UHY Hacker Young, which is one of the UK’s top 20 accountancy firms, partner James Simmonds explained people drinking at home during the various lockdowns replaced beer with wine or spirits as many felt beer was better suited to longer, social drinking sessions.
He said: “The pandemic saw a sudden shift in people’s drinking habits, with a move away from beer.
Flooding back to beer
“That seems to have been temporary [as] we are now seeing consumers flooding back to beer.”

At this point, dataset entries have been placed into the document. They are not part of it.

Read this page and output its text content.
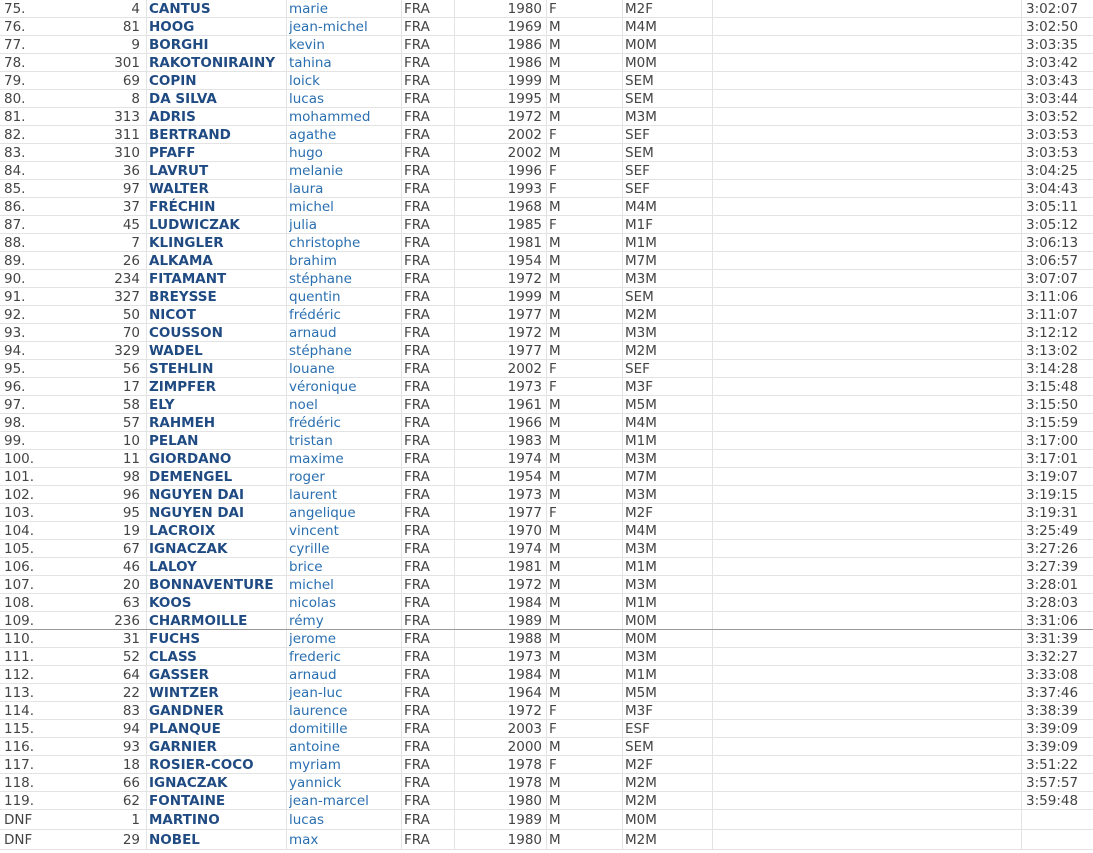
75.	4 CANTUS	marie	FRA	1980 F	M2F	3:02:07
76.	81 HOOG	jean-michel	FRA	1969 M	M4M	3:02:50
77.	9 BORGHI	kevin	FRA	1986 M	M0M	3:03:35
78.	301 RAKOTONIRAINY	tahina	FRA	1986 M	M0M	3:03:42
79.	69 COPIN	loick	FRA	1999 M	SEM	3:03:43
80.	8 DA SILVA	lucas	FRA	1995 M	SEM	3:03:44
81.	313 ADRIS	mohammed	FRA	1972 M	M3M	3:03:52
82.	311 BERTRAND	agathe	FRA	2002 F	SEF	3:03:53
83.	310 PFAFF	hugo	FRA	2002 M	SEM	3:03:53
84.	36 LAVRUT	melanie	FRA	1996 F	SEF	3:04:25
85.	97 WALTER	laura	FRA	1993 F	SEF	3:04:43
86.	37 FRÉCHIN	michel	FRA	1968 M	M4M	3:05:11
87.	45 LUDWICZAK	julia	FRA	1985 F	M1F	3:05:12
88.	7 KLINGLER	christophe	FRA	1981 M	M1M	3:06:13
89.	26 ALKAMA	brahim	FRA	1954 M	M7M	3:06:57
90.	234 FITAMANT	stéphane	FRA	1972 M	M3M	3:07:07
91.	327 BREYSSE	quentin	FRA	1999 M	SEM	3:11:06
92.	50 NICOT	frédéric	FRA	1977 M	M2M	3:11:07
93.	70 COUSSON	arnaud	FRA	1972 M	M3M	3:12:12
94.	329 WADEL	stéphane	FRA	1977 M	M2M	3:13:02
95.	56 STEHLIN	louane	FRA	2002 F	SEF	3:14:28
96.	17 ZIMPFER	véronique	FRA	1973 F	M3F	3:15:48
97.	58 ELY	noel	FRA	1961 M	M5M	3:15:50
98.	57 RAHMEH	frédéric	FRA	1966 M	M4M	3:15:59
99.	10 PELAN	tristan	FRA	1983 M	M1M	3:17:00
100.	11 GIORDANO	maxime	FRA	1974 M	M3M	3:17:01
101.	98 DEMENGEL	roger	FRA	1954 M	M7M	3:19:07
102.	96 NGUYEN DAI	laurent	FRA	1973 M	M3M	3:19:15
103.	95 NGUYEN DAI	angelique	FRA	1977 F	M2F	3:19:31
104.	19 LACROIX	vincent	FRA	1970 M	M4M	3:25:49
105.	67 IGNACZAK	cyrille	FRA	1974 M	M3M	3:27:26
106.	46 LALOY	brice	FRA	1981 M	M1M	3:27:39
107.	20 BONNAVENTURE	michel	FRA	1972 M	M3M	3:28:01
108.	63 KOOS	nicolas	FRA	1984 M	M1M	3:28:03
109.	236 CHARMOILLE	rémy	FRA	1989 M	M0M	3:31:06
110.	31 FUCHS	jerome	FRA	1988 M	M0M	3:31:39
111.	52 CLASS	frederic	FRA	1973 M	M3M	3:32:27
112.	64 GASSER	arnaud	FRA	1984 M	M1M	3:33:08
113.	22 WINTZER	jean-luc	FRA	1964 M	M5M	3:37:46
114.	83 GANDNER	laurence	FRA	1972 F	M3F	3:38:39
115.	94 PLANQUE	domitille	FRA	2003 F	ESF	3:39:09
116.	93 GARNIER	antoine	FRA	2000 M	SEM	3:39:09
117.	18 ROSIER-COCO	myriam	FRA	1978 F	M2F	3:51:22
118.	66 IGNACZAK	yannick	FRA	1978 M	M2M	3:57:57
119.	62 FONTAINE	jean-marcel	FRA	1980 M	M2M	3:59:48
DNF	1 MARTINO	lucas	FRA	1989 M	M0M
DNF	29 NOBEL	max	FRA	1980 M	M2M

During lockdown, wine sales increased from 84m litres sold in 2019 to 112m in 2020, while spirits sales increased from 7.4m litres sold to 10.9m over the same period.
However, both categories have suffered a drop in sales since pubs reopened, with 5.2m less bottles of wine sold and 1.8m less bottles of spirits sold in 2021 compared to 2020.
Beer, however, has seen a resurgence in popularity since pubs re-opened, with 4.61bn litres of beer sold in 2021, having reached 98% of pre-pandemic levels, with 4.71bn litres of beer sold in 2019, according to the UHY Hacker Young study.
Welcome sales boost
This comes as last month saw ‘Super Saturday’ (19 March) 11.5m pints of beer and cider sold during the culmination of the Guinness Six Championships Rugby Tournament.
As reported in The Morning Advertiser (MA) last week, the cost of a pint has been forecasted to increase by 20p according to Night-Time Economy Adviser, Sacha Lord, as the cost of a pint sees the biggest increase in 10 years, with JD Wetherspoons having already increased the cost of pint by 10p across its sites, rising to 20p in its London sites.
Simmonds added: “It was a good summer for beer sales, with football’s European Championships providing a welcome sales boost for pubs.”